In order to provide more useful and general results, the analysis of a single severe storm in
Section 3.1 is repeated and expanded here on a dataset that combines the entire 33 storm (515 radar volume) sample, which is summarized in
Table 1. To characterize the thunderstorm dataset further, histograms of mean and maximum flash rate are provided in
Figure 5. The storms exhibit a wide range of flash rates with storm maximum flash rates ranging from 1.1 min
−1 to 101.7 min
−1. The mode or most common storm has mean and maximum flash rates ≤10 min
−1, which is not uncommon for non-severe storms or low-topped supercells in Alabama. In fact, half of the Alabama storm sample has a storm average flash rate <10 min
−1 and a storm maximum flash rate <21 min
−1. This distribution of flash rates is typical for Alabama but lower than Colorado’s high mean flash rates [
13,
14], especially compared to a recent Colorado data sample dominated by high flash rate storms [
48].
Because the severe storm analyzed in
Section 3.1 has mean (91st percentile) and maximum (97th percentile) flash rates that are much larger than most storms in the overall study sample, it is important to revisit the correlation between lightning, kinematic and microphysical parameters as revealed by ρ of the overall time series data (
Figure 6) before moving onto regressing linear relationships between them. Comparing
Figure 3 and
Figure 6, there are some similarities and differences. Similar to the QLCS severe storm, the microphysical parameters are somewhat better correlated to each other than to kinematic parameters and vice-versa in the overall data set, although there are a few minor exceptions. With the exception of maximum updraft, the values of ρ between lightning flash rate and the various radar-inferred kinematic and microphysical parameters are lower in the overall data set (0.69–0.76) than the severe QLCS storm (0.87–0.98).
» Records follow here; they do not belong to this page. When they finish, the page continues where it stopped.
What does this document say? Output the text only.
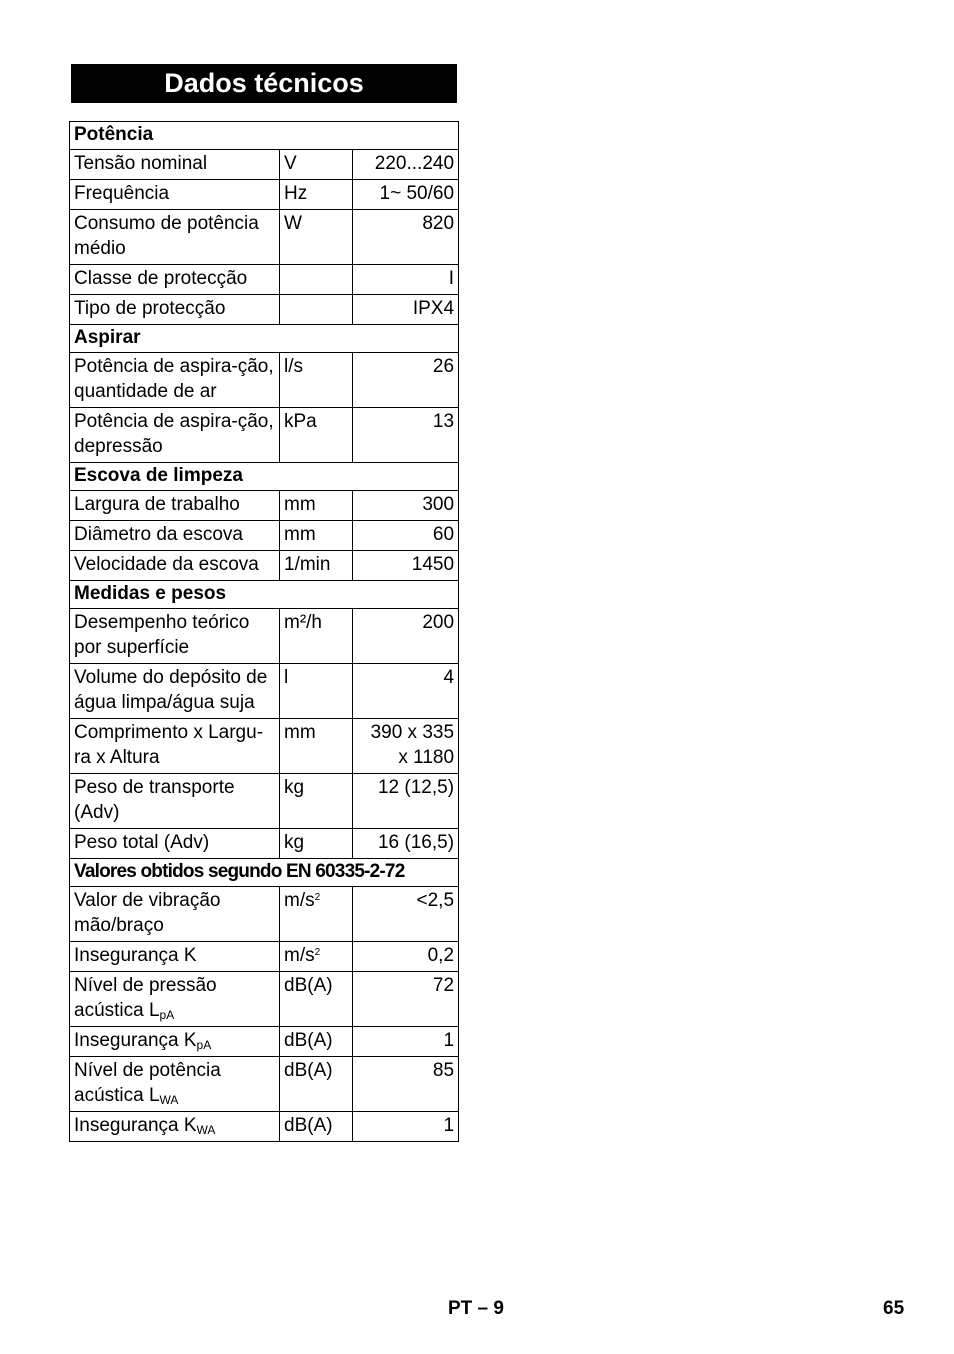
Dados técnicos
Potência		
Tensão nominal	V	220...240
Frequência	Hz	1~ 50/60
Consumo de potência médio	W	820
Classe de protecção		I
Tipo de protecção		IPX4
Aspirar		
Potência de aspira-ção, quantidade de ar	l/s	26
Potência de aspira-ção, depressão	kPa	13
Escova de limpeza		
Largura de trabalho	mm	300
Diâmetro da escova	mm	60
Velocidade da escova	1/min	1450
Medidas e pesos		
Desempenho teórico por superfície	m²/h	200
Volume do depósito de água limpa/água suja	l	4
Comprimento x Largu-ra x Altura	mm	390 x 335 x 1180
Peso de transporte (Adv)	kg	12 (12,5)
Peso total (Adv)	kg	16 (16,5)
Valores obtidos segundo EN 60335-2-72		
Valor de vibração mão/braço	$m/s^2$	<2,5
Insegurança K	$m/s^2$	0,2
Nível de pressão acústica $L_{pA}$	dB(A)	72
Insegurança $K_{pA}$	dB(A)	1
Nível de potência acústica $L_{WA}$	dB(A)	85
Insegurança $K_{WA}$	dB(A)	1
PT – 9	65
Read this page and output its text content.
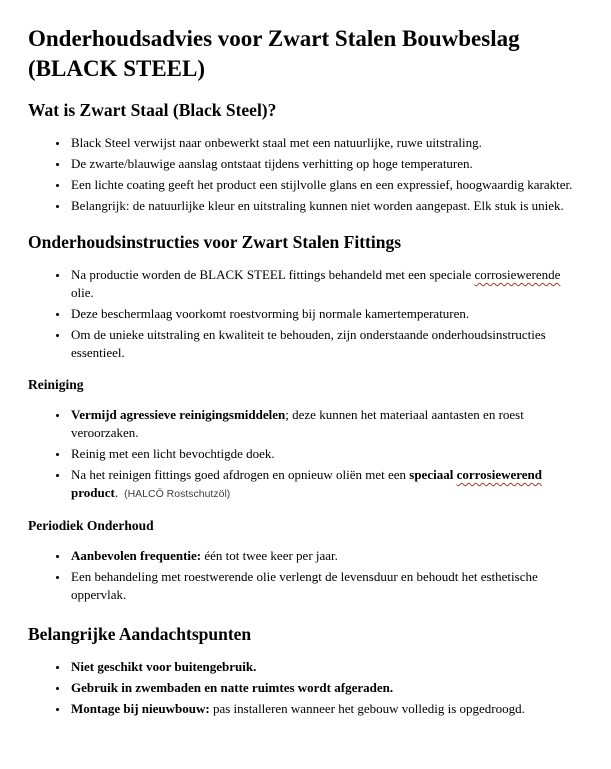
Onderhoudsadvies voor Zwart Stalen Bouwbeslag (BLACK STEEL)
Wat is Zwart Staal (Black Steel)?
• Black Steel verwijst naar onbewerkt staal met een natuurlijke, ruwe uitstraling.
• De zwarte/blauwige aanslag ontstaat tijdens verhitting op hoge temperaturen.
• Een lichte coating geeft het product een stijlvolle glans en een expressief, hoogwaardig karakter.
• Belangrijk: de natuurlijke kleur en uitstraling kunnen niet worden aangepast. Elk stuk is uniek.
Onderhoudsinstructies voor Zwart Stalen Fittings
• Na productie worden de BLACK STEEL fittings behandeld met een speciale corrosiewerende olie.
• Deze beschermlaag voorkomt roestvorming bij normale kamertemperaturen.
• Om de unieke uitstraling en kwaliteit te behouden, zijn onderstaande onderhoudsinstructies essentieel.
Reiniging
• Vermijd agressieve reinigingsmiddelen; deze kunnen het materiaal aantasten en roest veroorzaken.
• Reinig met een licht bevochtigde doek.
• Na het reinigen fittings goed afdrogen en opnieuw oliën met een speciaal corrosiewerend product. (HALCŌ Rostschutzöl)
Periodiek Onderhoud
• Aanbevolen frequentie: één tot twee keer per jaar.
• Een behandeling met roestwerende olie verlengt de levensduur en behoudt het esthetische oppervlak.
Belangrijke Aandachtspunten
• Niet geschikt voor buitengebruik.
• Gebruik in zwembaden en natte ruimtes wordt afgeraden.
• Montage bij nieuwbouw: pas installeren wanneer het gebouw volledig is opgedroogd.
Interestingly, the ρ between lightning and maximum updraft is slightly higher in the overall data set (0.60) than the severe QLCS storm (0.50) but is still the lowest of all the storm-parameter–lightning relationships. The ρ between overall flash rates and storm parameters in
Figure 6 are generally lower compared to prior studies of single storms [
8,
9], including the Alabama severe QLCS in
Figure 3, and small samples of storms [
13,
14,
48]. Although the microphysical parameters again have higher correlation to flash rate than the kinematic parameters in the overall data set, the differences are less than for the severe QLCS storm. Based on
Figure 6, the error performance metrics of the various flash rate parameterizations derived from the overall data set are likely to be fairly similar with the possible exception of maximum updraft and updraft volume > 10 m s
−1, which are likely to be slightly worse. This suggestion will be explored in more detail in the following sub-sections along with an overall assessment of lightning–radar relationships and a comparison to prior studies.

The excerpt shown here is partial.